Preventing discrimination in your workplace
The Free Online Dictionary defines discrimination as: 1.The act of discriminating and 2.The ability or power to see or make fine distinctions; discernment. The dictionary offers a third definition as well, one that is relevant to each person’s workplace: 3. Treatment or consideration based on class or category rather than individual merit; partiality or prejudice.
Employment discrimination occurs when employers illegally single out employees or job applicants on the basis of certain characteristics. To be the "illegal" form of employment discrimination, employers must adversely single out employee(s) on the basis of age, creed, disability, national origin, race, color, religion, military duty, genetics or gender (sex) , in violation of federal employment discrimination laws or other laws that have anti-discrimination provisions.

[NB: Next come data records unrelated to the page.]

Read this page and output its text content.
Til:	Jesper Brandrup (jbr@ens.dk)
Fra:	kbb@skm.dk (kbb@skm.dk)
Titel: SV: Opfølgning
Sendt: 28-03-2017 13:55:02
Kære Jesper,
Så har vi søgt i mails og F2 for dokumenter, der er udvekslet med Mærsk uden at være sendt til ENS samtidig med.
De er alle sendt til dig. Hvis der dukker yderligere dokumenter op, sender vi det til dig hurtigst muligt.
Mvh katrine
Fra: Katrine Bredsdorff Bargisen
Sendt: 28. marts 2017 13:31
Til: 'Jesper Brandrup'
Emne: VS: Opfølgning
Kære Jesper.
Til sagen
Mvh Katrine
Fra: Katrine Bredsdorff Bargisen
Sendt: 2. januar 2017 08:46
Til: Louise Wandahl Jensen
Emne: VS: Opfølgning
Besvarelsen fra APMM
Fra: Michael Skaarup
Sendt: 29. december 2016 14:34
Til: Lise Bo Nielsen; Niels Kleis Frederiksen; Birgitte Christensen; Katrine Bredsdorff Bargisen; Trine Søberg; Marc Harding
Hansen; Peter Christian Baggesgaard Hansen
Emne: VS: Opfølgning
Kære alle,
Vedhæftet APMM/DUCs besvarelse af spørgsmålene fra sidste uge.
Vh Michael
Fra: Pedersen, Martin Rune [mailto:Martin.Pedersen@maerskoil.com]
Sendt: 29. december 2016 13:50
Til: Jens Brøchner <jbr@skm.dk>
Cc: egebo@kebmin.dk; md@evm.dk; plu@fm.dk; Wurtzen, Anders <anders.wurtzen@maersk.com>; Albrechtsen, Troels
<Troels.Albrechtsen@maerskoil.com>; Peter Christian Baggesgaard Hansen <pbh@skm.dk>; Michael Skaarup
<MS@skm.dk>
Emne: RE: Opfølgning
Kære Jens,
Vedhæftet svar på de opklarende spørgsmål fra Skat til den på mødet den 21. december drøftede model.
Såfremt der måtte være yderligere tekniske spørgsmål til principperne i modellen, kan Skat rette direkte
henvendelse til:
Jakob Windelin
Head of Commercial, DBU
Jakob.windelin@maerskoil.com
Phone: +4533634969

And just in case you think this doesn’t happen or happens infrequently, consider the following. The Equal Employment Opportunity Commission reported 99,947 employment discrimination charges in the fiscal year ending 9/30/2011 – the highest number on record.
Here are a few things you can do to create a climate in your workplace where discrimination or the perception of discrimination cannot flourish.
- Model good behavior. Be courteous to all of your colleagues. Set an example.
- Develop a written anti-discrimination policy. Talk with others about your organization’s intolerance for discrimination.
- If someone comes to talk with you about something they think is harassing or discriminatory that has happened in the workplace, listen carefully, investigate promptly and act appropriately.
- Don’t retaliate against someone for bringing forward what they sincerely feel is a problem.
- Provide training on what constitutes illegal discrimination and how to avoid it. Be certain that training includes information on preventing harassment.
- Audit your employment decisions (hires, promotions, disciplinary actions, salary increases/decreases, etc.) regularly to be sure you are not having a negative impact on a specific group of people.
- Confront the person responsible if you see harassing or discriminatory behavior.
- Celebrate diversity.
Finally, if – in spite of your best efforts – you do draw a charge of discrimination, work with a skilled and knowledgeable attorney who specializes in employment law. An expert will help you and your organization respond appropriately.
 Be aware that congregations and religious organizations may be in a unique position to have religious requirements for certain positions that are not illegal. This is a complex topic that is not covered here.